Post by edh » 2 people like this post

I have analyzed how Veeam, in the case of Office 365, uses the S3 Compatible API, which is the same one used by Ceph and Minio.

And it’s not the best way to use it—you can verify this, and I believe it could be improved.

Both Ceph and Minio lack a system we’ll call deferred deletes, which means any DELETE request is processed instantly, blocking subsequent IOPS and increasing I/O wait. There are very effective methods to send multiple objects for deletion simultaneously without generating one request per object, thereby avoiding resource overuse. Additionally, these "deletes" could be scheduled for a time other than when new backup data is being uploaded. This way, the storage system would only need to handle HEAD and PUT requests, rather than HEAD, PUT, and DELETE.

Moreover, the average object size uploaded by VBO is tiny. In contrast, with VBR, we can configure object sizes to 4MB or 8MB, which improves performance. If performance is to be enhanced, Veeam should "invent" something like a synthetic block for VBO to store multiple files or parts of files together.

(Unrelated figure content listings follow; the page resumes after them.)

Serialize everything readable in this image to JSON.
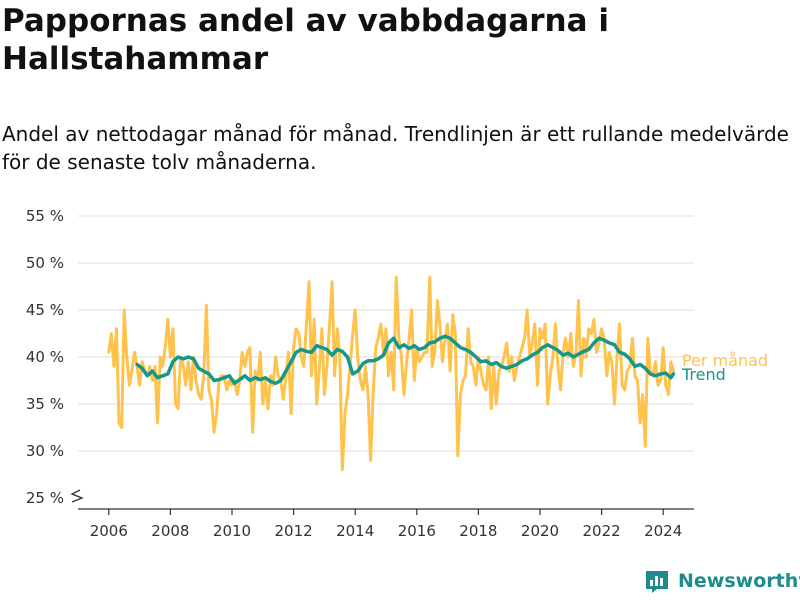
{
  "title": "Pappornas andel av vabbdagarna i Hallstahammar",
  "subtitle": "Andel av nettodagar månad för månad. Trendlinjen är ett rullande medelvärde för de senaste tolv månaderna.",
  "brand": "Newsworthy",
  "colors": {
    "per_month": "#ffc34d",
    "trend": "#15978a",
    "grid": "#dddddd",
    "brand": "#1e8c8c"
  },
  "chart_data": {
    "type": "line",
    "y_ticks": [
      "55 %",
      "50 %",
      "45 %",
      "40 %",
      "35 %",
      "30 %",
      "25 %"
    ],
    "x_ticks": [
      "2006",
      "2008",
      "2010",
      "2012",
      "2014",
      "2016",
      "2018",
      "2020",
      "2022",
      "2024"
    ],
    "ylim": [
      25,
      55
    ],
    "xlim": [
      2005.0,
      2025.0
    ],
    "axis_break": true,
    "grid": true,
    "series": [
      {
        "name": "Per månad",
        "color": "#ffc34d",
        "x": [
          2006.0,
          2006.08,
          2006.17,
          2006.25,
          2006.33,
          2006.42,
          2006.5,
          2006.58,
          2006.67,
          2006.75,
          2006.83,
          2006.92,
          2007.0,
          2007.08,
          2007.17,
          2007.25,
          2007.33,
          2007.42,
          2007.5,
          2007.58,
          2007.67,
          2007.75,
          2007.83,
          2007.92,
          2008.0,
          2008.08,
          2008.17,
          2008.25,
          2008.33,
          2008.42,
          2008.5,
          2008.58,
          2008.67,
          2008.75,
          2008.83,
          2008.92,
          2009.0,
          2009.08,
          2009.17,
          2009.25,
          2009.33,
          2009.42,
          2009.5,
          2009.58,
          2009.67,
          2009.75,
          2009.83,
          2009.92,
          2010.0,
          2010.08,
          2010.17,
          2010.25,
          2010.33,
          2010.42,
          2010.5,
          2010.58,
          2010.67,
          2010.75,
          2010.83,
          2010.92,
          2011.0,
          2011.08,
          2011.17,
          2011.25,
          2011.33,
          2011.42,
          2011.5,
          2011.58,
          2011.67,
          2011.75,
          2011.83,
          2011.92,
          2012.0,
          2012.08,
          2012.17,
          2012.25,
          2012.33,
          2012.42,
          2012.5,
          2012.58,
          2012.67,
          2012.75,
          2012.83,
          2012.92,
          2013.0,
          2013.08,
          2013.17,
          2013.25,
          2013.33,
          2013.42,
          2013.5,
          2013.58,
          2013.67,
          2013.75,
          2013.83,
          2013.92,
          2014.0,
          2014.08,
          2014.17,
          2014.25,
          2014.33,
          2014.42,
          2014.5,
          2014.58,
          2014.67,
          2014.75,
          2014.83,
          2014.92,
          2015.0,
          2015.08,
          2015.17,
          2015.25,
          2015.33,
          2015.42,
          2015.5,
          2015.58,
          2015.67,
          2015.75,
          2015.83,
          2015.92,
          2016.0,
          2016.08,
          2016.17,
          2016.25,
          2016.33,
          2016.42,
          2016.5,
          2016.58,
          2016.67,
          2016.75,
          2016.83,
          2016.92,
          2017.0,
          2017.08,
          2017.17,
          2017.25,
          2017.33,
          2017.42,
          2017.5,
          2017.58,
          2017.67,
          2017.75,
          2017.83,
          2017.92,
          2018.0,
          2018.08,
          2018.17,
          2018.25,
          2018.33,
          2018.42,
          2018.5,
          2018.58,
          2018.67,
          2018.75,
          2018.83,
          2018.92,
          2019.0,
          2019.08,
          2019.17,
          2019.25,
          2019.33,
          2019.42,
          2019.5,
          2019.58,
          2019.67,
          2019.75,
          2019.83,
          2019.92,
          2020.0,
          2020.08,
          2020.17,
          2020.25,
          2020.33,
          2020.42,
          2020.5,
          2020.58,
          2020.67,
          2020.75,
          2020.83,
          2020.92,
          2021.0,
          2021.08,
          2021.17,
          2021.25,
          2021.33,
          2021.42,
          2021.5,
          2021.58,
          2021.67,
          2021.75,
          2021.83,
          2021.92,
          2022.0,
          2022.08,
          2022.17,
          2022.25,
          2022.33,
          2022.42,
          2022.5,
          2022.58,
          2022.67,
          2022.75,
          2022.83,
          2022.92,
          2023.0,
          2023.08,
          2023.17,
          2023.25,
          2023.33,
          2023.42,
          2023.5,
          2023.58,
          2023.67,
          2023.75,
          2023.83,
          2023.92,
          2024.0,
          2024.08,
          2024.17,
          2024.25,
          2024.33
        ],
        "values": [
          40.5,
          42.5,
          39.0,
          43.0,
          33.0,
          32.5,
          45.0,
          40.0,
          37.0,
          38.5,
          40.5,
          39.0,
          37.0,
          39.5,
          38.5,
          38.0,
          39.0,
          37.5,
          39.0,
          33.0,
          40.0,
          39.0,
          41.0,
          44.0,
          40.0,
          43.0,
          35.0,
          34.5,
          40.0,
          39.0,
          37.0,
          39.5,
          36.5,
          40.0,
          37.5,
          36.0,
          35.5,
          38.0,
          45.5,
          36.5,
          35.5,
          32.0,
          34.0,
          37.5,
          38.0,
          38.0,
          36.5,
          37.5,
          37.0,
          37.5,
          36.0,
          37.5,
          40.5,
          39.0,
          40.5,
          41.0,
          32.0,
          38.5,
          37.5,
          40.5,
          35.0,
          37.5,
          34.5,
          38.0,
          37.0,
          40.0,
          38.0,
          37.5,
          35.5,
          38.0,
          40.5,
          34.0,
          41.0,
          43.0,
          42.5,
          40.0,
          39.0,
          43.5,
          48.0,
          38.0,
          44.0,
          35.0,
          38.5,
          43.0,
          36.0,
          39.0,
          43.5,
          48.0,
          38.0,
          43.0,
          40.0,
          28.0,
          34.0,
          36.0,
          39.0,
          42.5,
          45.0,
          40.0,
          37.5,
          36.5,
          39.0,
          36.0,
          29.0,
          36.0,
          41.0,
          42.0,
          43.5,
          40.5,
          43.0,
          38.0,
          40.5,
          36.5,
          48.5,
          42.0,
          40.0,
          36.0,
          39.5,
          42.0,
          45.0,
          37.5,
          41.0,
          39.5,
          40.0,
          40.5,
          40.5,
          48.5,
          39.0,
          40.5,
          46.0,
          43.5,
          39.5,
          42.0,
          43.5,
          38.5,
          44.5,
          42.5,
          29.5,
          36.0,
          37.5,
          38.0,
          43.0,
          39.5,
          39.0,
          37.0,
          40.0,
          38.5,
          37.0,
          36.5,
          40.0,
          34.5,
          39.0,
          35.0,
          38.5,
          39.0,
          40.0,
          41.5,
          38.5,
          40.0,
          37.5,
          39.0,
          40.0,
          41.0,
          42.0,
          45.0,
          40.0,
          41.5,
          43.5,
          37.0,
          43.0,
          42.0,
          43.5,
          35.0,
          38.0,
          40.0,
          43.5,
          39.0,
          36.5,
          40.5,
          42.0,
          40.0,
          42.5,
          39.0,
          40.5,
          46.0,
          38.0,
          42.0,
          40.0,
          43.0,
          42.5,
          44.0,
          40.5,
          41.5,
          43.0,
          42.0,
          38.0,
          40.5,
          39.5,
          35.0,
          40.0,
          43.5,
          37.0,
          36.5,
          38.5,
          39.0,
          42.0,
          38.0,
          37.5,
          33.0,
          36.0,
          30.5,
          42.0,
          38.5,
          38.0,
          39.5,
          37.0,
          37.5,
          41.0,
          37.0,
          36.0,
          39.5,
          38.5
        ]
      },
      {
        "name": "Trend",
        "color": "#15978a",
        "x": [
          2006.92,
          2007.08,
          2007.25,
          2007.42,
          2007.58,
          2007.75,
          2007.92,
          2008.08,
          2008.25,
          2008.42,
          2008.58,
          2008.75,
          2008.92,
          2009.08,
          2009.25,
          2009.42,
          2009.58,
          2009.75,
          2009.92,
          2010.08,
          2010.25,
          2010.42,
          2010.58,
          2010.75,
          2010.92,
          2011.08,
          2011.25,
          2011.42,
          2011.58,
          2011.75,
          2011.92,
          2012.08,
          2012.25,
          2012.42,
          2012.58,
          2012.75,
          2012.92,
          2013.08,
          2013.25,
          2013.42,
          2013.58,
          2013.75,
          2013.92,
          2014.08,
          2014.25,
          2014.42,
          2014.58,
          2014.75,
          2014.92,
          2015.08,
          2015.25,
          2015.42,
          2015.58,
          2015.75,
          2015.92,
          2016.08,
          2016.25,
          2016.42,
          2016.58,
          2016.75,
          2016.92,
          2017.08,
          2017.25,
          2017.42,
          2017.58,
          2017.75,
          2017.92,
          2018.08,
          2018.25,
          2018.42,
          2018.58,
          2018.75,
          2018.92,
          2019.08,
          2019.25,
          2019.42,
          2019.58,
          2019.75,
          2019.92,
          2020.08,
          2020.25,
          2020.42,
          2020.58,
          2020.75,
          2020.92,
          2021.08,
          2021.25,
          2021.42,
          2021.58,
          2021.75,
          2021.92,
          2022.08,
          2022.25,
          2022.42,
          2022.58,
          2022.75,
          2022.92,
          2023.08,
          2023.25,
          2023.42,
          2023.58,
          2023.75,
          2023.92,
          2024.08,
          2024.25,
          2024.33
        ],
        "values": [
          39.2,
          38.8,
          38.0,
          38.5,
          37.8,
          38.0,
          38.2,
          39.5,
          40.0,
          39.8,
          40.0,
          39.8,
          38.8,
          38.5,
          38.2,
          37.5,
          37.6,
          37.8,
          38.0,
          37.2,
          37.6,
          38.0,
          37.5,
          37.8,
          37.6,
          37.8,
          37.4,
          37.2,
          37.5,
          38.5,
          39.5,
          40.5,
          40.8,
          40.6,
          40.5,
          41.2,
          41.0,
          40.8,
          40.2,
          40.8,
          40.6,
          40.0,
          38.2,
          38.5,
          39.3,
          39.6,
          39.6,
          39.8,
          40.2,
          41.5,
          42.0,
          41.0,
          41.3,
          40.9,
          41.2,
          40.8,
          41.0,
          41.5,
          41.6,
          42.0,
          42.2,
          42.0,
          41.5,
          41.0,
          40.8,
          40.5,
          40.0,
          39.5,
          39.6,
          39.2,
          39.4,
          39.0,
          38.8,
          39.0,
          39.2,
          39.6,
          39.8,
          40.2,
          40.5,
          41.0,
          41.3,
          41.0,
          40.7,
          40.2,
          40.4,
          40.0,
          40.3,
          40.6,
          40.8,
          41.5,
          42.0,
          41.8,
          41.5,
          41.3,
          40.5,
          40.3,
          39.8,
          39.0,
          39.2,
          38.8,
          38.2,
          38.0,
          38.2,
          38.3,
          37.8,
          38.2
        ]
      }
    ]
  }
}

Minio+ Micron Object Storage Optimial size: https://jp.microncpg.com/content/dam/mi ... _brief.pdf

That said, Veeam should improve how it handles request logic. Not all issues stem from the backend. Furthermore, we have verified through metrics that when Veeam identifies a Bottleneck Target and we analyze the clusters, we see 0.0 IO Wait. This indicates that the issue is not the storage but rather the program's logic—possibly a throttle.

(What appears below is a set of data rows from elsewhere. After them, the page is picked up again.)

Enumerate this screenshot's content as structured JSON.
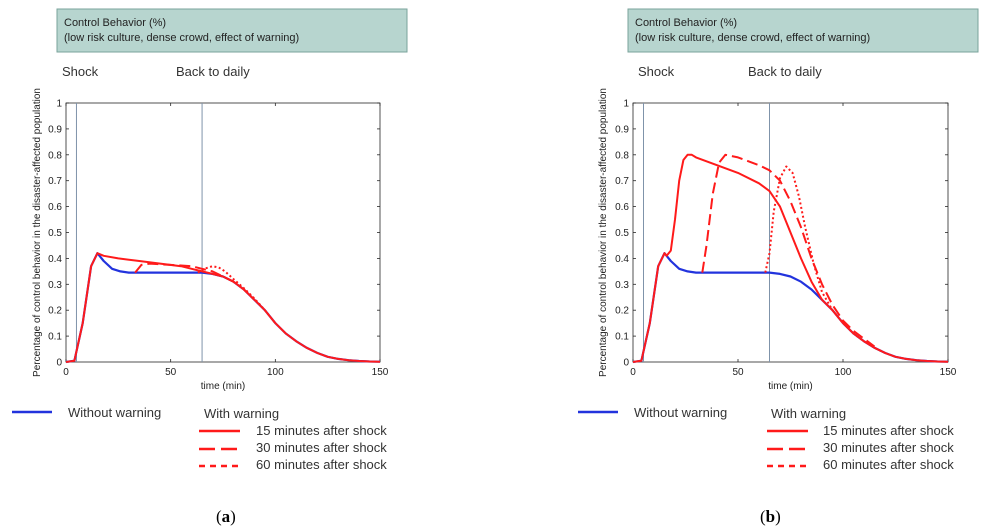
{
  "panels": [
    {
      "panel_label_pre": "(",
      "panel_letter": "a",
      "panel_label_post": ")",
      "header": {
        "line1": "Control Behavior (%)",
        "line2": "(low risk culture, dense crowd, effect of warning)"
      },
      "events": {
        "shock": "Shock",
        "back": "Back to daily"
      },
      "legend": {
        "without": "Without warning",
        "with_title": "With warning",
        "items": [
          "15 minutes after shock",
          "30 minutes after shock",
          "60 minutes after shock"
        ]
      }
    },
    {
      "panel_label_pre": "(",
      "panel_letter": "b",
      "panel_label_post": ")",
      "header": {
        "line1": "Control Behavior (%)",
        "line2": "(low risk culture, dense crowd, effect of warning)"
      },
      "events": {
        "shock": "Shock",
        "back": "Back to daily"
      },
      "legend": {
        "without": "Without warning",
        "with_title": "With warning",
        "items": [
          "15 minutes after shock",
          "30 minutes after shock",
          "60 minutes after shock"
        ]
      }
    }
  ],
  "colors": {
    "header_bg": "#b7d5cf",
    "header_border": "#7aa39b",
    "without_warning": "#2233dd",
    "with_warning": "#ff1a1a",
    "event_line": "#7f93aa"
  },
  "chart_data": [
    {
      "type": "line",
      "xlabel": "time (min)",
      "ylabel": "Percentage of control behavior in the disaster-affected population",
      "xlim": [
        0,
        150
      ],
      "ylim": [
        0,
        1
      ],
      "xticks": [
        "0",
        "50",
        "100",
        "150"
      ],
      "yticks": [
        "0",
        "0.1",
        "0.2",
        "0.3",
        "0.4",
        "0.5",
        "0.6",
        "0.7",
        "0.8",
        "0.9",
        "1"
      ],
      "event_lines_x": [
        5,
        65
      ],
      "series": [
        {
          "name": "Without warning",
          "style": "solid",
          "color": "#2233dd",
          "x": [
            0,
            4,
            8,
            12,
            15,
            18,
            22,
            26,
            30,
            40,
            50,
            60,
            65,
            70,
            75,
            80,
            85,
            90,
            95,
            100,
            105,
            110,
            115,
            120,
            125,
            130,
            135,
            140,
            145,
            150
          ],
          "y": [
            0,
            0.005,
            0.15,
            0.37,
            0.42,
            0.39,
            0.36,
            0.35,
            0.345,
            0.345,
            0.345,
            0.345,
            0.345,
            0.34,
            0.33,
            0.31,
            0.28,
            0.24,
            0.2,
            0.15,
            0.11,
            0.08,
            0.055,
            0.035,
            0.02,
            0.012,
            0.007,
            0.004,
            0.002,
            0.001
          ]
        },
        {
          "name": "15 minutes after shock",
          "style": "solid",
          "color": "#ff1a1a",
          "x": [
            0,
            4,
            8,
            12,
            15,
            18,
            25,
            35,
            45,
            55,
            60,
            65,
            70,
            75,
            80,
            85,
            90,
            95,
            100,
            105,
            110,
            115,
            120,
            125,
            130,
            135,
            140,
            145,
            150
          ],
          "y": [
            0,
            0.005,
            0.15,
            0.37,
            0.42,
            0.41,
            0.4,
            0.39,
            0.38,
            0.37,
            0.36,
            0.35,
            0.34,
            0.33,
            0.31,
            0.28,
            0.24,
            0.2,
            0.15,
            0.11,
            0.08,
            0.055,
            0.035,
            0.02,
            0.012,
            0.007,
            0.004,
            0.002,
            0.001
          ]
        },
        {
          "name": "30 minutes after shock",
          "style": "dashed",
          "color": "#ff1a1a",
          "x": [
            33,
            36,
            40,
            50,
            60,
            65,
            70,
            75,
            80,
            85,
            90
          ],
          "y": [
            0.345,
            0.375,
            0.38,
            0.375,
            0.37,
            0.36,
            0.35,
            0.33,
            0.31,
            0.28,
            0.24
          ]
        },
        {
          "name": "60 minutes after shock",
          "style": "dotted",
          "color": "#ff1a1a",
          "x": [
            63,
            66,
            70,
            73,
            76,
            80,
            85,
            90,
            95,
            100
          ],
          "y": [
            0.345,
            0.36,
            0.37,
            0.365,
            0.35,
            0.32,
            0.285,
            0.245,
            0.2,
            0.15
          ]
        }
      ]
    },
    {
      "type": "line",
      "xlabel": "time (min)",
      "ylabel": "Percentage of control behavior in the disaster-affected population",
      "xlim": [
        0,
        150
      ],
      "ylim": [
        0,
        1
      ],
      "xticks": [
        "0",
        "50",
        "100",
        "150"
      ],
      "yticks": [
        "0",
        "0.1",
        "0.2",
        "0.3",
        "0.4",
        "0.5",
        "0.6",
        "0.7",
        "0.8",
        "0.9",
        "1"
      ],
      "event_lines_x": [
        5,
        65
      ],
      "series": [
        {
          "name": "Without warning",
          "style": "solid",
          "color": "#2233dd",
          "x": [
            0,
            4,
            8,
            12,
            15,
            18,
            22,
            26,
            30,
            40,
            50,
            60,
            65,
            70,
            75,
            80,
            85,
            90,
            95,
            100,
            105,
            110,
            115,
            120,
            125,
            130,
            135,
            140,
            145,
            150
          ],
          "y": [
            0,
            0.005,
            0.15,
            0.37,
            0.42,
            0.39,
            0.36,
            0.35,
            0.345,
            0.345,
            0.345,
            0.345,
            0.345,
            0.34,
            0.33,
            0.31,
            0.28,
            0.24,
            0.2,
            0.15,
            0.11,
            0.08,
            0.055,
            0.035,
            0.02,
            0.012,
            0.007,
            0.004,
            0.002,
            0.001
          ]
        },
        {
          "name": "15 minutes after shock",
          "style": "solid",
          "color": "#ff1a1a",
          "x": [
            0,
            4,
            8,
            12,
            15,
            16,
            18,
            20,
            22,
            24,
            26,
            28,
            30,
            40,
            50,
            60,
            65,
            70,
            75,
            80,
            85,
            90,
            95,
            100,
            105,
            110,
            115,
            120,
            125,
            130,
            135,
            140,
            145,
            150
          ],
          "y": [
            0,
            0.005,
            0.15,
            0.37,
            0.42,
            0.41,
            0.43,
            0.55,
            0.7,
            0.78,
            0.8,
            0.8,
            0.79,
            0.76,
            0.73,
            0.69,
            0.66,
            0.6,
            0.5,
            0.4,
            0.31,
            0.24,
            0.2,
            0.15,
            0.11,
            0.08,
            0.055,
            0.035,
            0.02,
            0.012,
            0.007,
            0.004,
            0.002,
            0.001
          ]
        },
        {
          "name": "30 minutes after shock",
          "style": "dashed",
          "color": "#ff1a1a",
          "x": [
            33,
            35,
            38,
            41,
            44,
            50,
            60,
            65,
            70,
            75,
            80,
            85,
            90,
            95,
            100,
            105,
            110,
            115
          ],
          "y": [
            0.345,
            0.45,
            0.65,
            0.77,
            0.8,
            0.79,
            0.76,
            0.74,
            0.7,
            0.62,
            0.52,
            0.4,
            0.3,
            0.22,
            0.16,
            0.12,
            0.09,
            0.06
          ]
        },
        {
          "name": "60 minutes after shock",
          "style": "dotted",
          "color": "#ff1a1a",
          "x": [
            63,
            65,
            67,
            70,
            73,
            76,
            79,
            82,
            86,
            90,
            95,
            100,
            105,
            110,
            115,
            120
          ],
          "y": [
            0.345,
            0.42,
            0.58,
            0.71,
            0.755,
            0.73,
            0.64,
            0.52,
            0.38,
            0.27,
            0.2,
            0.15,
            0.11,
            0.08,
            0.055,
            0.035
          ]
        }
      ]
    }
  ]
}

It’s also worth noting that Minio, and I believe Ceph as well, use Direct IO and do not utilize the intermediate caches of operating systems. This can be modified with commands to achieve better performance.

We operate both Ceph and Minio environments. Personally, I find Minio superior to Ceph in terms of administration time. However, Ceph is better for us when implementing GEO-redundancies with disk maps.

With a Minio cluster, we have successfully achieved 14Gbps while migrating data from Wasabi to Minio using rclone and 1,000 processing threads. However, we have not been able to achieve the same with VBO, even though the proxies are capable of running 960 tasks simultaneously.

We should also add that, by default, Veeam purges old data from repositories at 00:00, and if this coincides with your backups, you’ll have quite the situation on your hands.